Del Toro, apasionado del cine fantástico y del terror gótico, retoma la historia del científico que se cree Dios para ofrecer su propia versión de este relato varias veces llevado a la pantalla.

La huella de Del Toro es inconfundible: Una puesta en escena grandilocuente, dramática, romántica, de hombres como los verdaderos monstruos, de criaturas abandonadas que intentan comprender el mundo.
En realidad, discursivamente no ofrece nada nuevo, es decir, están ahí las preocupaciones que externó en su historia la novelista británica y las sucesivas adaptaciones que se han hecho a lo largo de los años: ¿Quién soy? ¿Cuál es mi lugar en el mundo? ¿Qué sentido tiene la vida? Preguntas a las que la humanidad entera sigue tratando de encontrarles respuestas.

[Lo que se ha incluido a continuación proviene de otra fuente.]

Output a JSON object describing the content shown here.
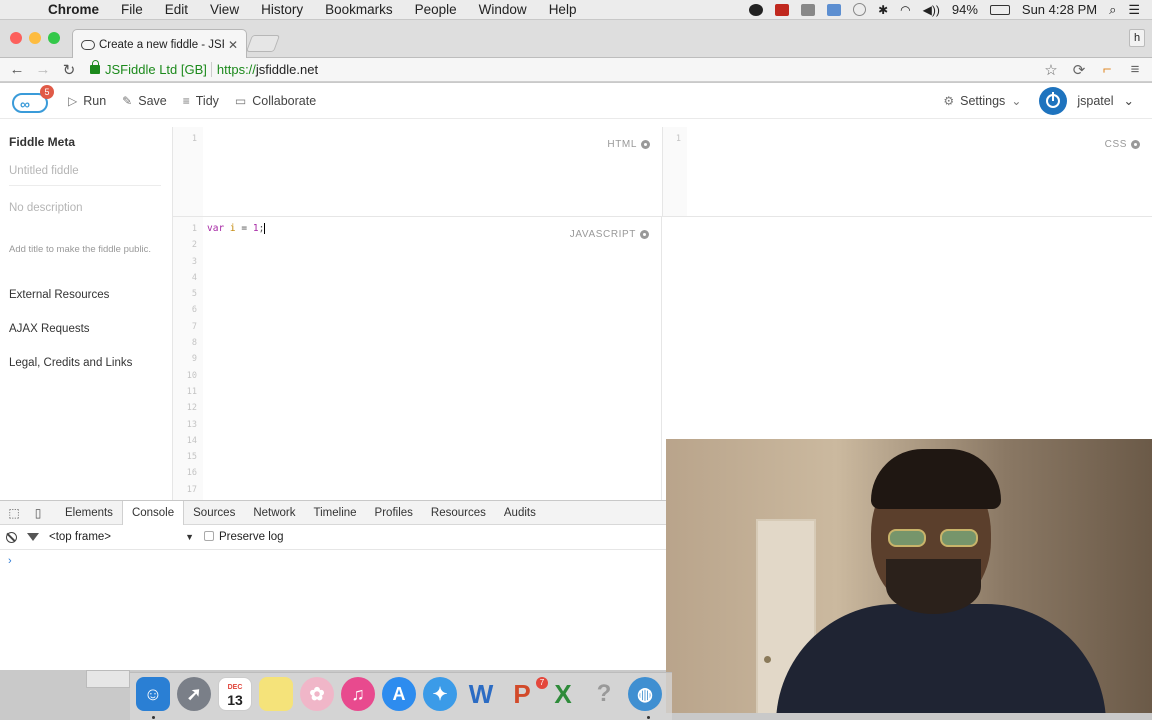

La aportación de Del Toro está en el plano estético, en la creación de ese universo gótico que construyó: decorados, vestidos, efectos especiales.
Desde la perspectiva visual, la cinta es hermosa, bastante atractiva, en la que se nota que el director tapatío le invirtió no sólo una enorme cantidad de dinero, sino también una meticulosidad extrema para que cada detalle apareciera justo como lo imaginó.
Mención aparte merecen las actuaciones. Oscar Isaac, como el doctor Frankenstein, y Jacob Elordi, como “la criatura”, tienen un desempeño notable y conmovedor. Uno y otro actúan con una emoción que se contagia más allá de la pantalla.
La cinta se estrenó por Netflix a principios de mes, pero aún continúa en cartelera. La recomendación es verla en la pantalla gigante para apreciar mejor todo ese trabajo estético y sonoro que realzan la propuesta fílmica.
Quien esto escribe acudió a la Cineteca para disfrutar de este Frankenstein, pero quiso la suerte que se descompusiera el proyector y a media función tuviéramos que abandonar la sala. El final lo vi en la comodidad de mi hogar, pero para apreciar la película hay un mundo de diferencia entre la sala de mi casa y la sala del cine.